Sometimes the people in charge think they know better than nature about how things should be done. Making changes can have disastrous results.
The Four Pests Campaign
Photo credit: US National Library of Medicine
It’s never a good idea to screw around with nature, even if you’re an all-powerful dictator. But Mao Zedong wasn’t exactly an expert when it came to conservation, so when he initiated the “Four Pests Campaign” in 1958, he thought he was saving China from all its ills and woes.
Much like Stalin over in the Soviet Union, Chairman Mao wanted to push China out of its agrarian past into a modern, 20th-century future. For example, he wanted to rid China of plague and pestilence, so he decided to eliminate four particularly irritating animals: mosquitoes, flies, rats, and sparrows. While the bugs and rats carried all sorts of diseases, the birds had a bad habit of raiding grain and rice farms. Chinese scientists crunched a few numbers and concluded that one single sparrow eats 4.5 kilograms (10 lb) of grain each year. So if you killed a million sparrows, that’s food for 60,000 hungry people.
Inspired by the “science,” Mao initiated the Great Sparrow Campaign. A massive propaganda machine churned out thousands of posters featuring bright-eyed children and dead sparrows. Workers built scarecrows and flags to scare the birds, and people marched through town, banging pots and pans to frighten the sparrows away.

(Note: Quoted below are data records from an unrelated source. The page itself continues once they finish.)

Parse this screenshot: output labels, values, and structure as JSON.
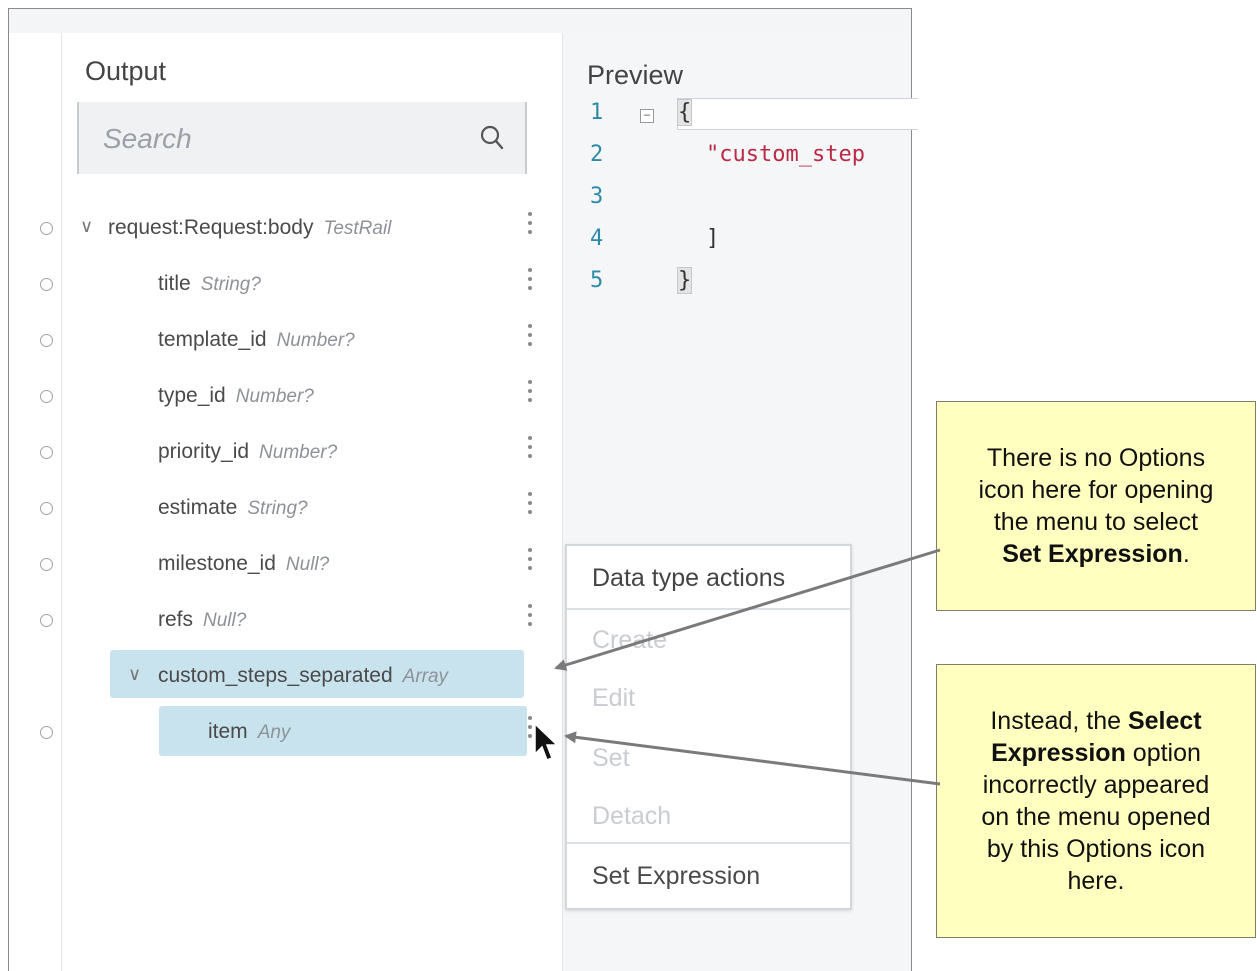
{
  "output": {
    "title": "Output",
    "search_placeholder": "Search",
    "tree": [
      {
        "name": "request:Request:body",
        "type": "TestRail"
      },
      {
        "name": "title",
        "type": "String?"
      },
      {
        "name": "template_id",
        "type": "Number?"
      },
      {
        "name": "type_id",
        "type": "Number?"
      },
      {
        "name": "priority_id",
        "type": "Number?"
      },
      {
        "name": "estimate",
        "type": "String?"
      },
      {
        "name": "milestone_id",
        "type": "Null?"
      },
      {
        "name": "refs",
        "type": "Null?"
      },
      {
        "name": "custom_steps_separated",
        "type": "Array"
      },
      {
        "name": "item",
        "type": "Any"
      }
    ]
  },
  "preview": {
    "title": "Preview",
    "line_numbers": [
      "1",
      "2",
      "3",
      "4",
      "5"
    ],
    "lines": [
      "{",
      "\"custom_step",
      "",
      "]",
      "}"
    ]
  },
  "context_menu": {
    "header": "Data type actions",
    "items": [
      "Create",
      "Edit",
      "Set",
      "Detach"
    ],
    "footer": "Set Expression"
  },
  "callouts": {
    "top": {
      "line1": "There is no Options",
      "line2": "icon here for opening",
      "line3": "the menu to select",
      "bold": "Set Expression",
      "end": "."
    },
    "bottom": {
      "pre": "Instead, the ",
      "bold1": "Select",
      "bold2": "Expression",
      "mid": " option",
      "line3": "incorrectly appeared",
      "line4": "on the menu opened",
      "line5": "by this Options icon",
      "line6": "here."
    }
  },
  "colors": {
    "highlight": "#c8e3ee",
    "note_bg": "#ffffc0",
    "line_number": "#2d8aa8",
    "string": "#b82a45"
  }
}
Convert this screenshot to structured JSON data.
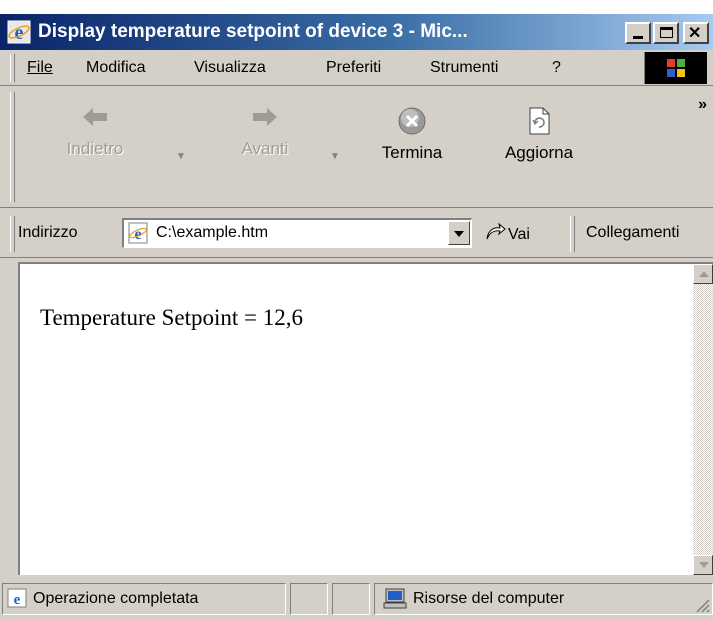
{
  "window": {
    "title": "Display temperature setpoint of device 3 - Mic..."
  },
  "menu": {
    "items": [
      {
        "label": "File"
      },
      {
        "label": "Modifica"
      },
      {
        "label": "Visualizza"
      },
      {
        "label": "Preferiti"
      },
      {
        "label": "Strumenti"
      },
      {
        "label": "?"
      }
    ]
  },
  "toolbar": {
    "back_label": "Indietro",
    "forward_label": "Avanti",
    "stop_label": "Termina",
    "refresh_label": "Aggiorna",
    "overflow": "»"
  },
  "address": {
    "label": "Indirizzo",
    "value": "C:\\example.htm",
    "go_label": "Vai",
    "links_label": "Collegamenti"
  },
  "content": {
    "text": "Temperature Setpoint = 12,6"
  },
  "status": {
    "message": "Operazione completata",
    "zone": "Risorse del computer"
  },
  "colors": {
    "titlebar_start": "#0a246a",
    "titlebar_end": "#a6caf0",
    "chrome": "#d4d0c8"
  }
}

Birds were poisoned, eggs were crushed, and special zones were set up where marksmen and women could pick off sparrows as they flew by. Some say hundreds of millions of birds died, while others put the number at one billion. Whatever the death toll, the Four Pests Campaign nearly drove sparrows in China to extinction. Then the locusts showed up.
When doing their calculations, those Chinese scientists forgot an important piece of information. Birds keep insects in check. If you remove sparrows from the equation, things get real biblical real fast, and in 1960, the bugs absolutely destroyed Chinese crops, forcing Mao to remove the sparrow from his Four Pests Campaign. (Our fine feathered friend was replaced with the bedbug.)
Though it wasn’t the only factor involved, the Sparrow Campaign certainly played a key part in bringing about the Great Chinese Famine. The famine lasted four long years, and by the time it was over, approximately 30 million people were dead.
You would think that after all this time, we would finally start to get the message. However, mankind can be his own worst enemy, it seems. I wonder how many more times nature will kick us in the butt before we finallyt start to get the message?
Coffee out on the patio, even though it's hot already.
8 comments:
None so blind than the one who does not want to see.
No why would we :-)
There's nothing as arrogant as the human being I'm afraid. We keep on doing the same things over and over again. Just because something failed nine times it doesn't mean it will the tenth :-) :-) :-)
Have a great day!
Christer.
Reminds me of when the killed all the cats during the Black Death.
Even I with my phobia of birds can see how this would not be smart.....got a cool peach cream pie to share so save me a seat I'm on my way :))
This kind of thinking never ends. We see it all the time, lets bring this in to get rid of this and then that thing becomes a huge mistake.
Oh well pretty day on the Mountain so far. But I'll join you all on the patio
Hey Joel...
Unfortunately we see only what we want to see. It's a shame, that's for sure!
Thanks for stopping by today!
Hey Christer...
Man can sure be arrogant at times, I'm afraid. We don't seem to learn well from our own mistakes, either.
Thanks, my friend, for coming over today!
Hey Sixbears...
Had just about the same side effect as well. Not much changes, does it?
Thanks for the visit this morning!
Hey Mamahen...
That pie sounds really good to me. Gotta love peach season!
Thanks for coming over today!
Hey Jo...
I'll bet it is pretty in the mountains. It does seem that we keep on repeating the same type of mistakes over and over.
Thanks, sweetie, for dropping by today!
It is not nice to mess with Mother Nature, she just may fight back.